Milford has 4,000 structures within the flood zone subject to these regulations, which represents approximately one-sixth of its housing units, she added.
“Following the Irene and Sandy storms, the assistant city planner’s floodplain manager role expanded to include extensive review of over 900 damaged properties (6 days/week for 3 months) and significant weekend and evening outreach meetings,” Harrigan wrote. “Approximately 85 damaged structures have been reconstructed or elevated after both storms, which represents only one-quarter of the total recovery needed.
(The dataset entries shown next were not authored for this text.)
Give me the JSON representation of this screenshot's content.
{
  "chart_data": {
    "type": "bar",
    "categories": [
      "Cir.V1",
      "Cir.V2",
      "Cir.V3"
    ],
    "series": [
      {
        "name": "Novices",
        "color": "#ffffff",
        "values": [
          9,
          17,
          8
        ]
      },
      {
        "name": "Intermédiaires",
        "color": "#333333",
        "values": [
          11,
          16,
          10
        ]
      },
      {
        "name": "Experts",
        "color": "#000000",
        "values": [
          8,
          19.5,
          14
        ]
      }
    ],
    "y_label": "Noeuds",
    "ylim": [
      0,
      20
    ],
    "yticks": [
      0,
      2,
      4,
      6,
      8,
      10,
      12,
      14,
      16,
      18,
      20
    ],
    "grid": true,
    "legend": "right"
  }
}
The assistant city planner position is essential in assisting in the shoreline redevelopment and recovery process, which is ongoing.”
Mayor Ben Blake said during earlier budget discussions that one reason to eliminate the assistant city planner job is because in 2009, a committee that studied the city’s zoning process — the Kimball Report Implementation Team (KRIT) — recommended the job be cut.
But Harrigan said the team didn’t have its facts right.
“The KRIT report incorrectly states, (p. 20) that the assistant city planner’s position ‘…devotes substantial time to code enforcement and the issuance of zoning permits’,” Harrigan wrote. “It was thought at that time by the KRIT committee that the assistant city planner was a redundant position to the zoning enforcement officer and that it therefore could be eliminated and merged into the city planner and inland wetlands officer positions.”
She said the assistant city planner, city planner, zoning enforcement officer and inland wetlands officer are “distinctly different.”
What is also concerning is that when the KRIT report was adopted, the Board of Aldermen voted against removing the assistant city planner’s job. That raises the question, did the aldermen — some of the same aldermen on the board now — make a mistake? Or have circumstances changed? It would seem there is more need now, since we are post-storm.
If circumstances have changed, someone should explain those changes to the public before reversing a previously made decision.